We didn’t have to go far, though. One street back from the river, we came upon Morning Glory and went inside to continue our evening meal. It was a revelation.
We were wowed by bánh xèo, a crispy pancake with shrimps which we were instructed to wrap in rice paper and fill with herbs. Even better was a sweet-and-sour fish soup, which my wife later proclaimed her favourite dish of the whole trip – although I was just as taken with the papaya and sesame beef salad.
Morning Glory is one of several restaurants in Hoi An owned by an entrepreneurial local chef called Trinh Diem Vy. For breakfast the next day, we had mango lassis and delicious cinnamon buns at her Cargo Club cafe, just across the road from Morning Glory, and for lunch we ate at Vy’s first restaurant, Mermaid, close to the vibrant food market. Here, we sampled a local speciality, bánh bao, known in English as “white rose” dumplings for their resemblance to the flower.
We loved these so much that, the following day, we decided to learn how to make them. At our hotel, the serene and luxurious Anantara Hoi An Resort (www.hoi-an.anantara.com), we arranged to do a cookery class at noon so that, once we’d learned how to make bánh bao and other dishes, we could feast on our efforts for lunch.

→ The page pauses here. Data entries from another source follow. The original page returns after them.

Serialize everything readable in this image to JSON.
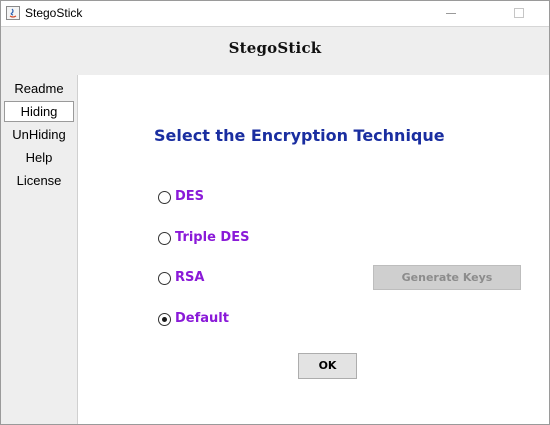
{
  "window": {
    "title": "StegoStick",
    "icon": "java-app-icon"
  },
  "header": {
    "title": "StegoStick"
  },
  "sidebar": {
    "items": [
      {
        "label": "Readme",
        "active": false
      },
      {
        "label": "Hiding",
        "active": true
      },
      {
        "label": "UnHiding",
        "active": false
      },
      {
        "label": "Help",
        "active": false
      },
      {
        "label": "License",
        "active": false
      }
    ]
  },
  "main": {
    "title": "Select the Encryption Technique",
    "options": [
      {
        "label": "DES",
        "checked": false
      },
      {
        "label": "Triple DES",
        "checked": false
      },
      {
        "label": "RSA",
        "checked": false
      },
      {
        "label": "Default",
        "checked": true
      }
    ],
    "generate_keys_label": "Generate Keys",
    "generate_keys_enabled": false,
    "ok_label": "OK"
  },
  "colors": {
    "title_blue": "#1a2ea0",
    "option_purple": "#8a1ad8",
    "panel_gray": "#eeeeee"
  }
}
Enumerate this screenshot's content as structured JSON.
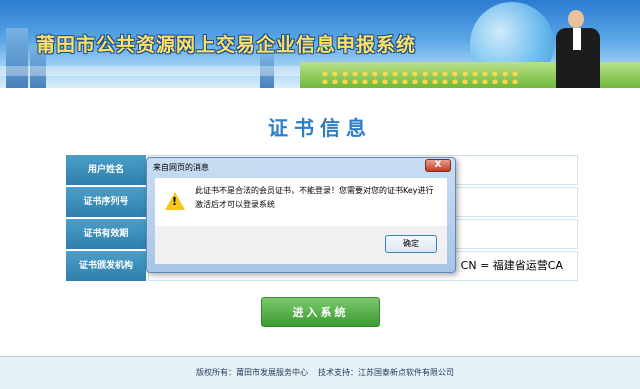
{
  "banner": {
    "title": "莆田市公共资源网上交易企业信息申报系统"
  },
  "page": {
    "heading": "证书信息"
  },
  "form": {
    "rows": [
      {
        "label": "用户姓名",
        "value": ""
      },
      {
        "label": "证书序列号",
        "value": ""
      },
      {
        "label": "证书有效期",
        "value": ""
      },
      {
        "label": "证书颁发机构",
        "value": "公司 CN = 福建省运营CA"
      }
    ]
  },
  "enter_button": {
    "label": "进入系统"
  },
  "footer": {
    "copyright": "版权所有：莆田市发展服务中心",
    "support": "技术支持：江苏国泰新点软件有限公司"
  },
  "dialog": {
    "title": "来自网页的消息",
    "message": "此证书不是合法的会员证书，不能登录！您需要对您的证书Key进行激活后才可以登录系统",
    "ok_label": "确定",
    "close_label": "X"
  }
}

In the airy dining room overlooking the river, a friendly young chef called Dieu set up a cooking station and guided us through the process. We made bánh bao with little balls of minced shrimp, folded inside thin sheets of rice paper. It took us several attempts, but in the end we were producing dumplings that looked, passably, like white roses. We ate them with little bits of toasted garlic scattered over the top and a plum chilli sauce on the side. Delicious.

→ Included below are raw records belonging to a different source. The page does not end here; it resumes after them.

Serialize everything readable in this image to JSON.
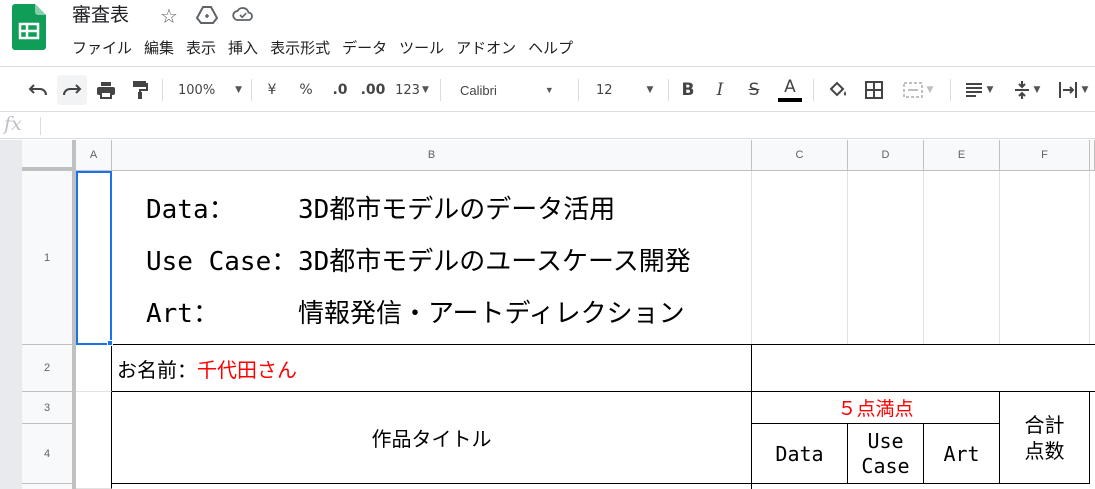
{
  "app": {
    "title": "審査表",
    "menu": [
      "ファイル",
      "編集",
      "表示",
      "挿入",
      "表示形式",
      "データ",
      "ツール",
      "アドオン",
      "ヘルプ"
    ]
  },
  "toolbar": {
    "zoom": "100%",
    "currency": "¥",
    "percent": "%",
    "dec_less": ".0",
    "dec_more": ".00",
    "number_format": "123",
    "font": "Calibri",
    "font_size": "12",
    "bold": "B",
    "italic": "I",
    "strike": "S",
    "text_color": "A",
    "text_color_value": "#000000"
  },
  "formula_bar": {
    "icon": "fx",
    "value": ""
  },
  "grid": {
    "columns": [
      "A",
      "B",
      "C",
      "D",
      "E",
      "F"
    ],
    "rows": [
      "1",
      "2",
      "3",
      "4"
    ],
    "b1_lines": [
      {
        "key": "Data：",
        "value": "3D都市モデルのデータ活用"
      },
      {
        "key": "Use Case：",
        "value": "3D都市モデルのユースケース開発"
      },
      {
        "key": "Art：",
        "value": "情報発信・アートディレクション"
      }
    ],
    "name_label": "お名前：",
    "name_value": "千代田さん",
    "score_header": "５点満点",
    "title_header": "作品タイトル",
    "col_data": "Data",
    "col_usecase_1": "Use",
    "col_usecase_2": "Case",
    "col_art": "Art",
    "total_1": "合計",
    "total_2": "点数",
    "accent_red": "#ff0000",
    "selection_color": "#1a73e8"
  }
}
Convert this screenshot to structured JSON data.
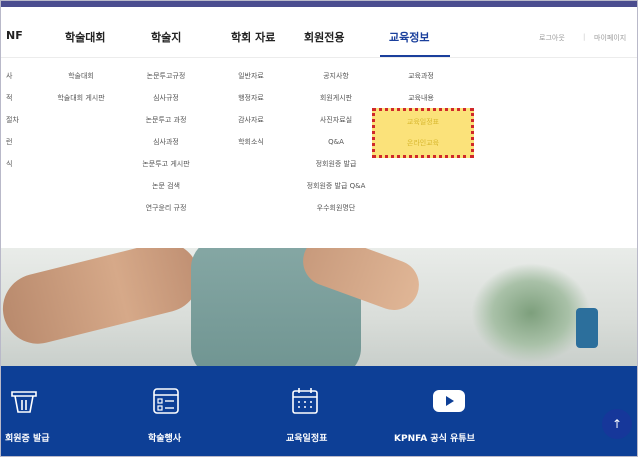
{
  "header": {
    "nav": [
      "NF",
      "학술대회",
      "학술지",
      "학회 자료",
      "회원전용",
      "교육정보"
    ],
    "active_index": 5,
    "utility": {
      "logout": "로그아웃",
      "separator": "|",
      "mypage": "마이페이지"
    }
  },
  "dropdown": {
    "col0": [
      "사",
      "적",
      "절차",
      "런",
      "식"
    ],
    "col1": [
      "학술대회",
      "학술대회 게시판"
    ],
    "col2": [
      "논문투고규정",
      "심사규정",
      "논문투고 과정",
      "심사과정",
      "논문투고 게시판",
      "논문 검색",
      "연구윤리 규정"
    ],
    "col3": [
      "일반자료",
      "행정자료",
      "감사자료",
      "학회소식"
    ],
    "col4": [
      "공지사항",
      "회원게시판",
      "사진자료실",
      "Q&A",
      "정회원증 발급",
      "정회원증 발급 Q&A",
      "우수회원명단"
    ],
    "col5": [
      "교육과정",
      "교육내용"
    ],
    "col5_highlighted": [
      "교육일정표",
      "온라인교육"
    ]
  },
  "quick_menu": {
    "items": [
      {
        "label": "회원증 발급",
        "icon": "card-icon"
      },
      {
        "label": "학술행사",
        "icon": "list-icon"
      },
      {
        "label": "교육일정표",
        "icon": "calendar-icon"
      },
      {
        "label": "KPNFA 공식 유튜브",
        "icon": "youtube-icon"
      }
    ],
    "top_button": "↑"
  },
  "colors": {
    "top_bar": "#4b4d8f",
    "active_nav": "#1a3f9c",
    "quick_bar": "#0d3f96",
    "highlight_fill": "#fbe27a",
    "highlight_border": "#d0282a"
  }
}
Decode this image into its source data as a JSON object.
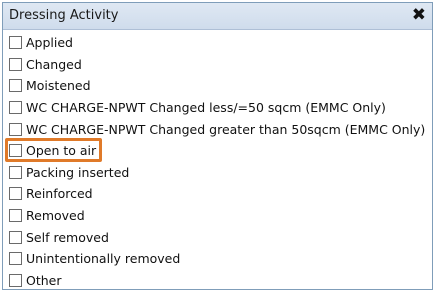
{
  "dialog": {
    "title": "Dressing Activity",
    "close_glyph": "✖"
  },
  "highlight_color": "#e07a29",
  "options": [
    {
      "label": "Applied",
      "checked": false
    },
    {
      "label": "Changed",
      "checked": false
    },
    {
      "label": "Moistened",
      "checked": false
    },
    {
      "label": "WC CHARGE-NPWT Changed less/=50 sqcm (EMMC Only)",
      "checked": false
    },
    {
      "label": "WC CHARGE-NPWT Changed greater than 50sqcm (EMMC Only)",
      "checked": false
    },
    {
      "label": "Open to air",
      "checked": false
    },
    {
      "label": "Packing inserted",
      "checked": false
    },
    {
      "label": "Reinforced",
      "checked": false
    },
    {
      "label": "Removed",
      "checked": false
    },
    {
      "label": "Self removed",
      "checked": false
    },
    {
      "label": "Unintentionally removed",
      "checked": false
    },
    {
      "label": "Other",
      "checked": false
    }
  ]
}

Hoi An occupied us for four enjoyable days. You could spend weeks in this enchanting little city without exhausting all it has to offer, but it was time to move on. We didn’t return to Hanoi straight away. Instead, we went back up the coast in little hops, pausing for a couple of nights at Hue, with its magnificent, half-ruined Imperial City, then heading inland to Phong Nha, where we spent a few days exploring some awe-inspiring caves and eating lunches al fresco on carpets of banana leaves. But time was ticking on, and I was impatient to continue my pho quest, so we boarded another overnight train and headed back to the capital.

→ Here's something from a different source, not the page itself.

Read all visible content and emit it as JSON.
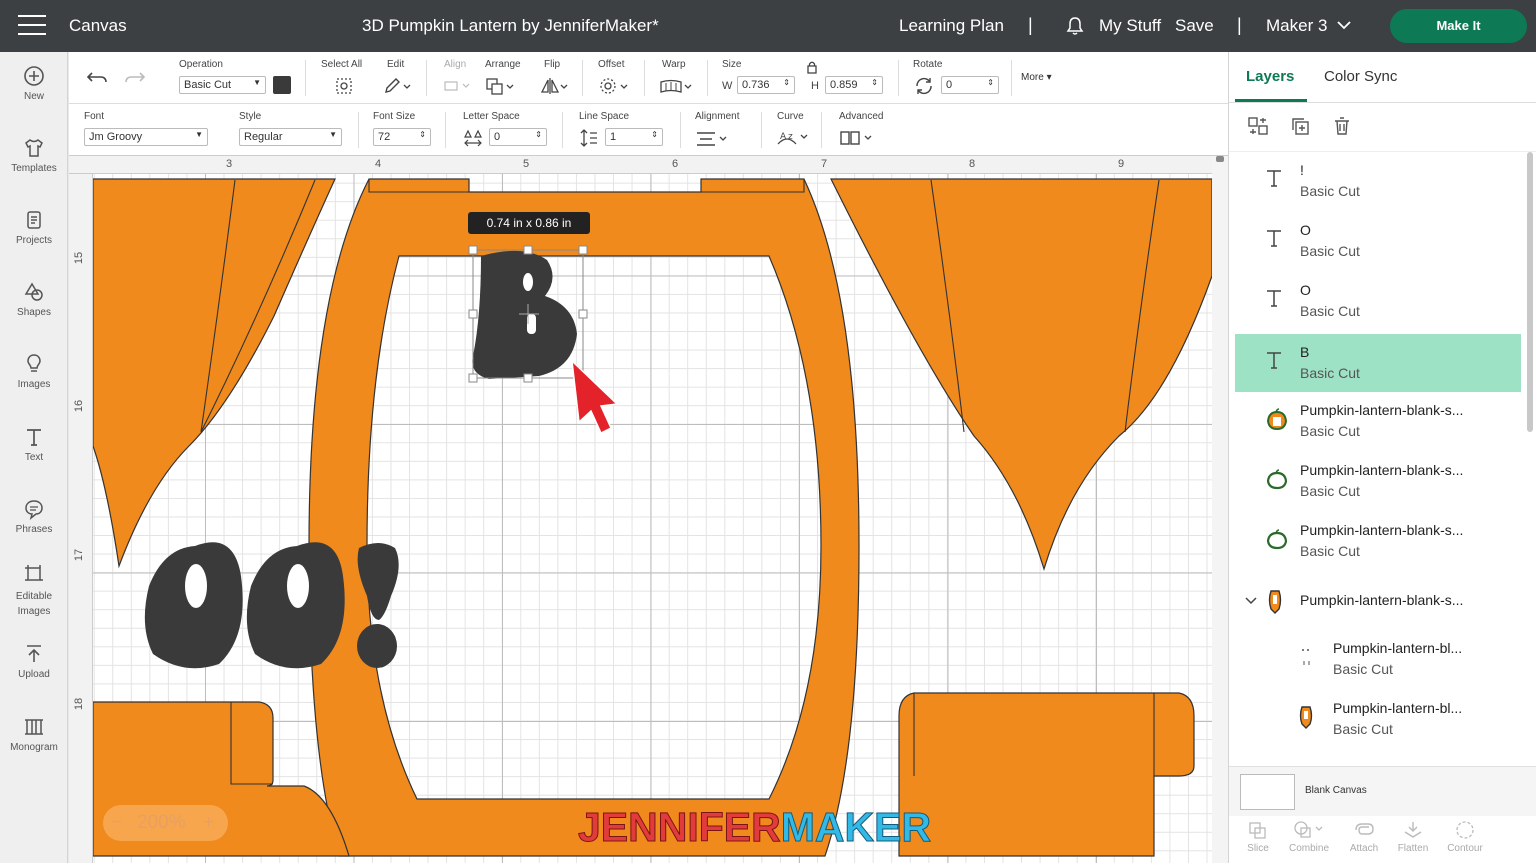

There is, of course, much more to Hanoi than pho. There is bánh cuon, a steamed rice cake filled with chicken and minced mushrooms, which Miss An, a third-generation bánh cuon maker, has perfected at her hole-in-the-wall cafe at 72 Hang Bo, in the Old Quarter. There is cha ca – white fish marinated in galangal and turmeric and served with fresh dill, which you can try at the specialist restaurant Cha Ca La Vong, just around the corner. You can sample steamed dog and even snake – there’s a village called Le Mat on the outskirts of the city where you can eat still-beating cobra hearts, in case you’re interested.
But it was pho that I was after, so we followed up the tip from our previous stay in Hanoi and made for 49 Bat Dan.
To say this little Old Quarter restaurant is modest would be an understatement. It’s a single room with the cooking area up front, open to the street, and a few tables behind. Great flanks of beef hang on display at the counter and a huge pot of broth bubbles away in the corner.
They serve three varieties of pho and nothing else, the most expensive a mere 50,000 Vietnamese dong (Dh8). I carried two steaming bowls back to the table and we ate them with big dollops of chilli sauce.
Oh my, what pho!
I’m not going to go into detail here about the subtleties of the broth or the depth of flavour in the meat. Suffice to say, it was the best noodle soup I’ve ever eaten.
We had come to Vietnam to get a better understanding of its cuisine, which is a roundabout way of saying we wanted to stuff ourselves silly with great Vietnamese food. Thanks to restaurants like 49 Bat Dan, we were going home full and happy.